Un jour, un chapeau de nuages parfaitement dessiné en couvrait le sommet. La fillette, qui était d’une curiosité sans limite, a dit: « je veux toucher les nuages! », en faisant  un geste  délicat avec la main. Alors ils sont partis tous les quatre . Ils ont grimpé sur les pentes herbeuses, entre les pierres et les crottes de mouton. Les enfants couraient, impatients. Ils couraient, loin devant. Soudain ils se sont retrouvés dans le brouillard, un brouillard si dense qu’on y voyait à peine. Ils se sont immobilisés. Derrière les parents leur criaient d’attendre. La gamine a pris la main de son petit  frère. Ils se regardaient un peu étonnés, à la fois inquiets et exaltés. Ils avaient fait bien plus que toucher le nuage, ils étaient dans le nuage.

mardi 7 février 2017


La Vague


(Socoa, 5 février) 

Le vent soufflait si fort que l’on tenait à peine debout ce dimanche à Socoa. Mais il y avait au cœur du tumulte la paix que trouve la main à caresser l’onyx.


(Camille Claudel, la Vague)

lundi 6 février 2017



Quand t'es un petit peu vieux


Quand t'es un petit peu vieux
Qu'il te reste plus que vingt ans 
Pour devenir un chanteur de rock
Quand la nostalgie te chatouille le cœur
Et que ta peau se tache
Tu roules un peu moins vite
Tu t'arrêtes plus souvent
Mais tu vas toujours droit devant
En disant je t'aime un peu plus souvent

(Eure, 11 octobre 2016)

dimanche 5 février 2017

samedi 4 février 2017


Un Trésor


Un jour quelqu’un m’a dit: « Tu vois, là bas, il y a un trésor, je ne sais pas ce que c’est, je ne sais pas pas comment on y va, mais j’en suis sûr , il y a un trésor. Veux tu m’accompagner? »
Je n’ai pas hésité une seconde.

(Fontarrabie, Espagne, 28 janvier)

vendredi 3 février 2017


Un Matin électrique


C’est un matin électrique où il est impossible de se coiffer.
Aucun cri, dans la cour de l’école, juste un infime grésillement.
Dans l’unique pièce éclairée une femme range des dessins d’enfants en chantant un blues profond.
C’est un chant créole qui parle de l’homme idéal.

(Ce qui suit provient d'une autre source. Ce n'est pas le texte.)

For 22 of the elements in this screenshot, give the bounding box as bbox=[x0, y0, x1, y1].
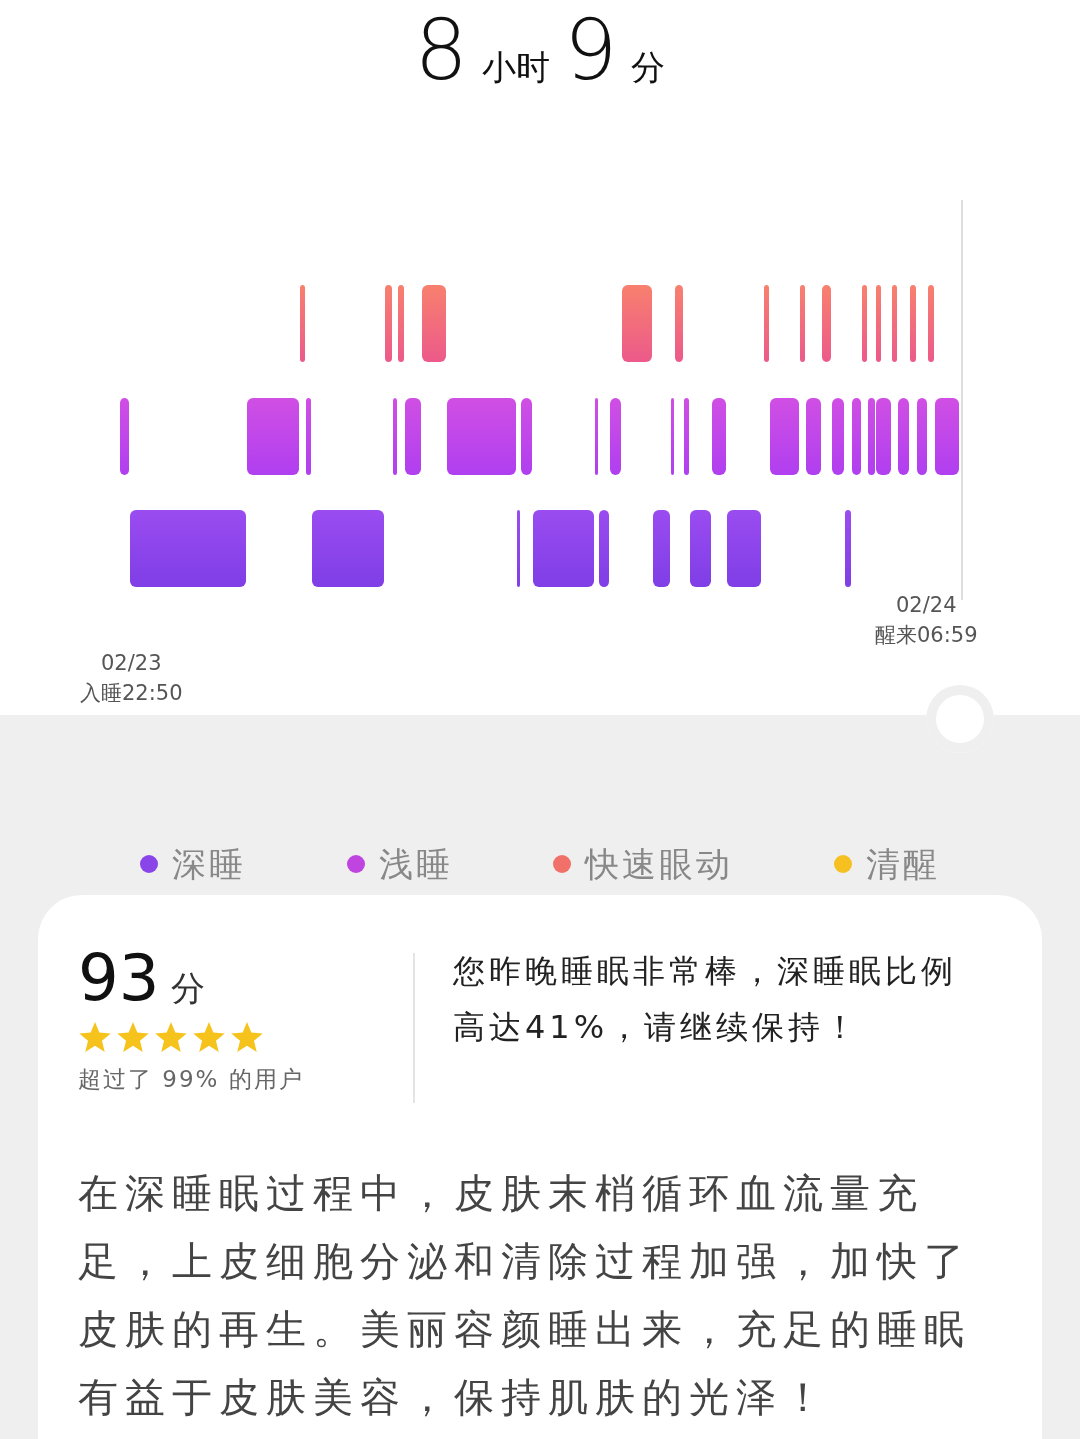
legend-label: 快速眼动 bbox=[585, 842, 734, 886]
score-unit: 分 bbox=[171, 967, 206, 1010]
legend-label: 深睡 bbox=[172, 842, 247, 886]
star-icon bbox=[192, 1022, 226, 1054]
minutes-unit: 分 bbox=[631, 46, 666, 89]
star-icon bbox=[154, 1022, 188, 1054]
rank-text: 超过了 99% 的用户 bbox=[78, 1065, 305, 1094]
start-date: 02/23 bbox=[100, 650, 163, 677]
end-date: 02/24 bbox=[895, 592, 958, 619]
end-time-label: 醒来06:59 bbox=[875, 622, 978, 649]
sleep-tip-text: 在深睡眠过程中，皮肤末梢循环血流量充足，上皮细胞分泌和清除过程加强，加快了皮肤的再生。美丽容颜睡出来，充足的睡眠有益于皮肤美容，保持肌肤的光泽！ bbox=[78, 1169, 972, 1422]
star-icon bbox=[230, 1022, 264, 1054]
legend-label: 浅睡 bbox=[378, 842, 453, 886]
star-icon bbox=[78, 1022, 112, 1054]
hours-value: 8 bbox=[414, 0, 468, 100]
minutes-value: 9 bbox=[564, 0, 618, 100]
legend-label: 清醒 bbox=[865, 842, 940, 886]
star-icon bbox=[116, 1022, 150, 1054]
sleep-comment: 您昨晚睡眠非常棒，深睡眠比例高达41%，请继续保持！ bbox=[453, 951, 958, 1048]
score-value: 93 bbox=[78, 943, 160, 1013]
hours-unit: 小时 bbox=[482, 46, 550, 89]
start-time-label: 入睡22:50 bbox=[80, 680, 183, 707]
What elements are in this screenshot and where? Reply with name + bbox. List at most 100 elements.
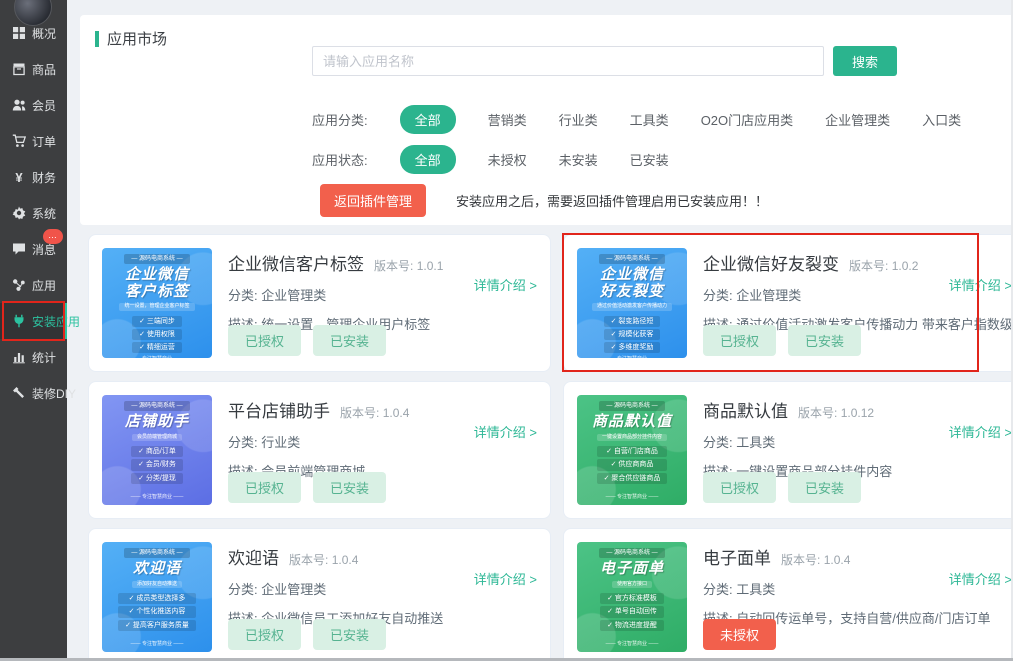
- detail-link[interactable]: 详情介绍 >: [474, 275, 537, 294]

(Tarnos, Landes, 1er février)

jeudi 2 février 2017


Sur la Pierre

 

C’est un gros rocher sur le bord du sentier, au dessus de Biriatou. Sur quelques centimètres carrés, il y a un médaillon au centre duquel un visage apparait à peine perceptible,  il y a une silhouette à la Gaston Chaissac et les vestiges d’une mosaïque romaine.
Les lichens dessinent sur la pierre les visages et les histoires de ceux qui deviennent particules à force de regarder.



mercredi 1 février 2017


Elko, Nevada


Une route toute droite avec des boules d’herbes sèches qui roulent dans le vent du sud, je roule vite, la radio à fond. Sophie m’attend, à Elko, Nevada. Je roule vite, trop vite et je crie je t’aime pour aller encore plus vite. Soudain le pneu avant gauche éclate et ma vieille Oldsmobile part en vrille sur le bas coté. Dans un nuage de terre sèche, la voiture bleue fait trois tonneaux avant de s’immobiliser les roues en l’air dans les buissons d’armoise.
Je ne bouge pas, tout est extraordinairement calme. Alors je me dit que ce n’est pas grave, ce n’est qu’un rêve, il suffit de se réveiller. J’ouvre les yeux, je suis sur la pente d’une montagne basque, le nez dans les genêts. Je m’étais endormi au cours d’une halte après plusieurs heures de marche solitaire. Avant de me relever, je dis une nouvelle fois je t’aime, à voix basse.